Five years since they were evaluated (by the University of Washington Autism Center--they did the full battery of testing then).
My thing is that the kids have shown great improvement and continue to do so, even S15 still. D9 has come from reading bat-sat-cat a year ago to reading almost on grade level this year (can read almost every word on 3rd grade level). S15 had a huge improvement with reading a few years ago, from significant delays to reading adult level books last year. And this year his writing has jumped up maybe 4 to 5 grades in the past year. They seem to have delays but then make up some of them dramatically all of a sudden like that.

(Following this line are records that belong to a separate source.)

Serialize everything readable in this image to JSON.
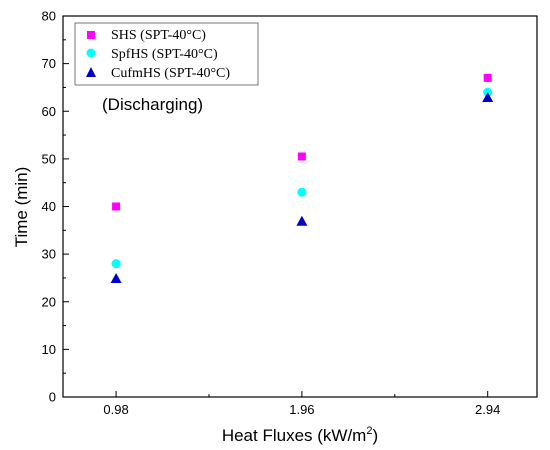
{
  "chart_data": {
    "type": "scatter",
    "xlabel": "Heat Fluxes (kW/m",
    "xlabel_superscript": "2",
    "xlabel_suffix": ")",
    "ylabel": "Time (min)",
    "categories": [
      "0.98",
      "1.96",
      "2.94"
    ],
    "x": [
      0.98,
      1.96,
      2.94
    ],
    "xlim": [
      0.7,
      3.2
    ],
    "ylim": [
      0,
      80
    ],
    "yticks": [
      "0",
      "10",
      "20",
      "30",
      "40",
      "50",
      "60",
      "70",
      "80"
    ],
    "annotation": "(Discharging)",
    "legend_position": "top-left",
    "grid": false,
    "series": [
      {
        "name": "SHS (SPT-40°C)",
        "marker": "square",
        "color": "#ff00ff",
        "values": [
          40,
          50.5,
          67
        ]
      },
      {
        "name": "SpfHS (SPT-40°C)",
        "marker": "circle",
        "color": "#00ffff",
        "values": [
          28,
          43,
          64
        ]
      },
      {
        "name": "CufmHS (SPT-40°C)",
        "marker": "triangle",
        "color": "#0000cc",
        "values": [
          25,
          37,
          63
        ]
      }
    ]
  }
}
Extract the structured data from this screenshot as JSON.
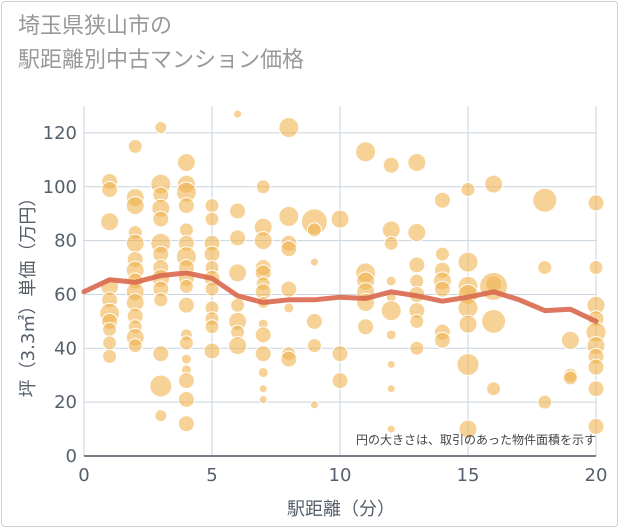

S15 still has significant delays in math, I know they found short-term memory issues with him and I think he has long-term memory issues also b/c I have to reteach, reteach, and reteach which has always been frustrating. I've just been working on basic math skills with him and also if we keep hsing would like to spend the next couple years working on life math skills, you know for grocery shopping, bills, checking account, etc. I could have used that myself in school, but I think he could esp. use that. I want to keep him using the Florida Virtual school which is public school online but he can do his own pace, and eventually community college dual-enrollment when he's old enough in 2 years.
I just talked to the evaluator when she called me back and told her my concerns. Testing will show he has significant math delays at this point, and some writing delays, but without the testing which reveals his lds, autism, and processing issues, I'm afraid that H could/would use that against me in court suggesting that public school would be a better fit.
I do think it would be fine in most states, but northwest FL where I live has minimal special ed. There was a student in 5th grade when I was student teaching that couldn't read and they pulled him out for reading tutoring about one hour a week. In my opinion, it should have been at least an hour or 2 a day and that's what I did with S15 until he could read. They just don't have funding. When he got speech therapy, she had 120 kids and didn't have time to see him, so what little you can even get they can't do. H at the time was disgusted with the ps system and said they couldn't offer anything as good as my homeschooling was for him. Times change I guess!
I asked the evaluator if there was some reason or justification for not doing the full testing on S15, and she said it was H's idea, and he hadn't said why....She's going to talk to him tomorrow and I told her I would prefer complete testing, but if not, then I wouldn't want S15 to have the partial testing. I asked her to call me and if there's a problem with that (if h doesn't agree) I'd like to know so I can talk to my L about it and she said she would.